少し間が空いた。彼女は深く息を吸い、瞬きをしてから話した。

「私、タイムリープしてたんです。」
「え?」
タイムリープなんてそんな馬鹿な!とは絶対に言わない。私だけは。
「同じ10日間を何回も何回も、繰り返して。気が変になってたんです。終わらせるにはその10日間の中で何かを変えなきゃいけないんじゃないかと思って色々試したけど、結局ずっと繰り返して・・・。本当に何をやってもループは終わらなかったの。」
「10日間を・・・。」
「もう、同じ日常を繰り返したくなかったの。あなたと付き合えば、何か変わるんじゃないかって、そんな気がしたの。

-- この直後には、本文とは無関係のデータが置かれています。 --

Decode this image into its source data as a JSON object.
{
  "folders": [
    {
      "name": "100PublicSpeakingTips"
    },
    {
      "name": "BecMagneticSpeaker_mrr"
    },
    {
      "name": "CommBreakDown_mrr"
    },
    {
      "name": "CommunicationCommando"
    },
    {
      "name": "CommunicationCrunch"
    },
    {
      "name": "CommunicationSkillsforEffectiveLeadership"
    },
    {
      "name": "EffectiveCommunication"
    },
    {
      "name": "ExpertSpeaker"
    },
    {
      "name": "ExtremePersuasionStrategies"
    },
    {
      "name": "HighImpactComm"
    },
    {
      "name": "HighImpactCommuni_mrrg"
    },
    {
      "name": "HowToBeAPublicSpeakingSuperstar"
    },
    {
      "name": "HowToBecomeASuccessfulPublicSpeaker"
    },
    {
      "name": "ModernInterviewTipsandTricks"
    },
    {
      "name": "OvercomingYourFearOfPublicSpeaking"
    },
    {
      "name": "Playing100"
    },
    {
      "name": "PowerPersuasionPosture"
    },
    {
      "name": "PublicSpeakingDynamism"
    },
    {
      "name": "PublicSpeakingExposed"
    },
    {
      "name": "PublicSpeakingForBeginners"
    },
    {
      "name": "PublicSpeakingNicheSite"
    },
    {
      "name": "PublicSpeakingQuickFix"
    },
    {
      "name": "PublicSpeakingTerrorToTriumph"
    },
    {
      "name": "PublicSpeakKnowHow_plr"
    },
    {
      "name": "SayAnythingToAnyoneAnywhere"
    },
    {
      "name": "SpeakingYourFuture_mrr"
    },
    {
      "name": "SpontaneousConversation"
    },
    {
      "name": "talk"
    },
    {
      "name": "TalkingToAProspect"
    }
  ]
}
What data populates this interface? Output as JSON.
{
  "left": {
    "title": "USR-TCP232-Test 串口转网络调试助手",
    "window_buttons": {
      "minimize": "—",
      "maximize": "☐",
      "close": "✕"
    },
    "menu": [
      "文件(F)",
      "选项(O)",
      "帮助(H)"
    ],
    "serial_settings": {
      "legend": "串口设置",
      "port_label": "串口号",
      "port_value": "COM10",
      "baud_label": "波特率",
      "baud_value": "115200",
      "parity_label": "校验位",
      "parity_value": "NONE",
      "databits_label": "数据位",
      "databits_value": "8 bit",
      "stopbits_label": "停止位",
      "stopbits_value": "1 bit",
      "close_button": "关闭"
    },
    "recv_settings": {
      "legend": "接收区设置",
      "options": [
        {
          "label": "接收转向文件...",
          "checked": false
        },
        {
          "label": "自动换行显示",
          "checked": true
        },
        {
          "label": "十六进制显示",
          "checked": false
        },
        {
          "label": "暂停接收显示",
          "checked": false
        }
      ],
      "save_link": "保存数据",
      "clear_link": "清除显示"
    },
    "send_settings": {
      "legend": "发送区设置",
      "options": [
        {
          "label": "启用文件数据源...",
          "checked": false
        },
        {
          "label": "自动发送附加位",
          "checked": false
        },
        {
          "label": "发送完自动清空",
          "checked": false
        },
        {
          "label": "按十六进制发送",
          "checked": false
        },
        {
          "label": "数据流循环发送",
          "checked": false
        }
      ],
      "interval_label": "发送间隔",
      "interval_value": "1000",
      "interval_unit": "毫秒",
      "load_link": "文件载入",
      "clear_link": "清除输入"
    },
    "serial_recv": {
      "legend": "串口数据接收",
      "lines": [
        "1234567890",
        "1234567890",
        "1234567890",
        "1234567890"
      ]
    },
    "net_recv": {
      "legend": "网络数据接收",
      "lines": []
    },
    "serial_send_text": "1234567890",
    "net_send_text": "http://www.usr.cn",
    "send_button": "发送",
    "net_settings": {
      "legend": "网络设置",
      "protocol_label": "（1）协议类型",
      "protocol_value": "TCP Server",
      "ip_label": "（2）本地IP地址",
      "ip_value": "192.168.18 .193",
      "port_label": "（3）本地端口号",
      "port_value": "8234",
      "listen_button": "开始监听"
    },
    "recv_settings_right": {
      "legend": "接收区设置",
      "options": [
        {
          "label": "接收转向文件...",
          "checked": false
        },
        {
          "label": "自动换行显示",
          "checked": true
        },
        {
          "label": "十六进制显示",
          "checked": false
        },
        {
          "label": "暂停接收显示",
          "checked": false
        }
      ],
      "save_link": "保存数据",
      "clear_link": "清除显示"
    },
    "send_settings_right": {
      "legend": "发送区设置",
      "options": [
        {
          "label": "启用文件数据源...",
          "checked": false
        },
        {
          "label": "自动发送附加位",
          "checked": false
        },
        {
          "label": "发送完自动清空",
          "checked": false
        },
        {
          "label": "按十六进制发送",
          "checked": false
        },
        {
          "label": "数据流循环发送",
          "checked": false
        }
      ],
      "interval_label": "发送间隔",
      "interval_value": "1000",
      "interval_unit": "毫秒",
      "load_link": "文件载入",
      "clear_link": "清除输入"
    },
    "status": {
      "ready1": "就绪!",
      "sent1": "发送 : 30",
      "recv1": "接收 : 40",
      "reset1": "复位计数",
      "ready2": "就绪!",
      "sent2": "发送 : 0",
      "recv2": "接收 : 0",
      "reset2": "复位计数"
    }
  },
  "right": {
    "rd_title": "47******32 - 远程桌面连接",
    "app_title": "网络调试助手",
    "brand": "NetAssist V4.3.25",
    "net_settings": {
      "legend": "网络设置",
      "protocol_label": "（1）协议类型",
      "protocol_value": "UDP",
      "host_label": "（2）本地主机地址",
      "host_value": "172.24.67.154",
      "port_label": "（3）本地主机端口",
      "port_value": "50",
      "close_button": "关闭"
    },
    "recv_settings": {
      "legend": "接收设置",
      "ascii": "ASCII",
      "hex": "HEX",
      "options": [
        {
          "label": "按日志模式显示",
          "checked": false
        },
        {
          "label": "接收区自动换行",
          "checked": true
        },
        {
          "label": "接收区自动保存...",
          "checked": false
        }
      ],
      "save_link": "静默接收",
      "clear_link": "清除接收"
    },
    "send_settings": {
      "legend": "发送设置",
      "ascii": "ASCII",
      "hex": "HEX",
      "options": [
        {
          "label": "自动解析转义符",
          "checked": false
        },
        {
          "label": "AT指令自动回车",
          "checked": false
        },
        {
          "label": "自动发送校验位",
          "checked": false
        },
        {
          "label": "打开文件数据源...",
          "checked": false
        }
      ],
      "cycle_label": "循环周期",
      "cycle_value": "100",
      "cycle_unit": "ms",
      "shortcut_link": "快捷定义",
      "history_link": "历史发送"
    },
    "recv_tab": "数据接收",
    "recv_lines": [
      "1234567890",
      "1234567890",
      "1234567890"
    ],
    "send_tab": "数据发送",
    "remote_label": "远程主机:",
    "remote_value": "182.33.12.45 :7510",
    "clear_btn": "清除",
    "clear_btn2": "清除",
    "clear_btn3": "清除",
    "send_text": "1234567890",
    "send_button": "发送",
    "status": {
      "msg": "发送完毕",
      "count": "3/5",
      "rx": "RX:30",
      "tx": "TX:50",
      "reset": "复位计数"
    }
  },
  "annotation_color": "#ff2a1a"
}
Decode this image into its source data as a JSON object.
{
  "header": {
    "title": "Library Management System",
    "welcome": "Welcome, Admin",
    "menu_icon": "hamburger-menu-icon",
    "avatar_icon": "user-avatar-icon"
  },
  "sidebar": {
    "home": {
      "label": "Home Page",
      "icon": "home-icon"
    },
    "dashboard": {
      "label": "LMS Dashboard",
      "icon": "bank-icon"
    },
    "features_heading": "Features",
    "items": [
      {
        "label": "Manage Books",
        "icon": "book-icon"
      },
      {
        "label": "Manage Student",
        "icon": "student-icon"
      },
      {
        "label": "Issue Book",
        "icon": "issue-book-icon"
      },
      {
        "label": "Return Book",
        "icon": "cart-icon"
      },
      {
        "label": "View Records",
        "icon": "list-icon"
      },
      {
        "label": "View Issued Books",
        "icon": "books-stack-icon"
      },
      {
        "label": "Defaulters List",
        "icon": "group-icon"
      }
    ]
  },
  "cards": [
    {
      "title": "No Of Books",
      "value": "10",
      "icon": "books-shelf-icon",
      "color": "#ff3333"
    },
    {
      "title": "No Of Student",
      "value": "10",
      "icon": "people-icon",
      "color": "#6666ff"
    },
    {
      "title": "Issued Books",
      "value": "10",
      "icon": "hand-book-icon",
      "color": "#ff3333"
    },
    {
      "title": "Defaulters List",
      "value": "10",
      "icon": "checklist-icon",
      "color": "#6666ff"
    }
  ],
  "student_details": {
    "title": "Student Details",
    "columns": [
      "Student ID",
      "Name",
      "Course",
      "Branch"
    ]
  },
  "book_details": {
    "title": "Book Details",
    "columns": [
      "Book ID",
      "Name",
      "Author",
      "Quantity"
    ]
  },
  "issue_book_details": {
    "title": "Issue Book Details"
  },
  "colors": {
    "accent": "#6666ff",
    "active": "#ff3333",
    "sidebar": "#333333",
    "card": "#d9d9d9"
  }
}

」
「そう・・なんですか・・・。」
「そう。でもそのおかげで、本当にあのループを終わらせることができたわ。だから、あなたには感謝してます。どうもありがとう。」
次の電車が来るまでにまくし立てるように言い切ると、彼女はベンチから立ち、今着いたばかりの電車に乗り込んだ。ドアが閉まってから軽く会釈をしてきたので、私も会釈で返す。電車がゆっくりと走り出し、やがて夕闇に消えていった。
「こちらこそ、どうもありがとう。」
私は空を仰いだ。恋愛というのは、本当に疲れるものだ。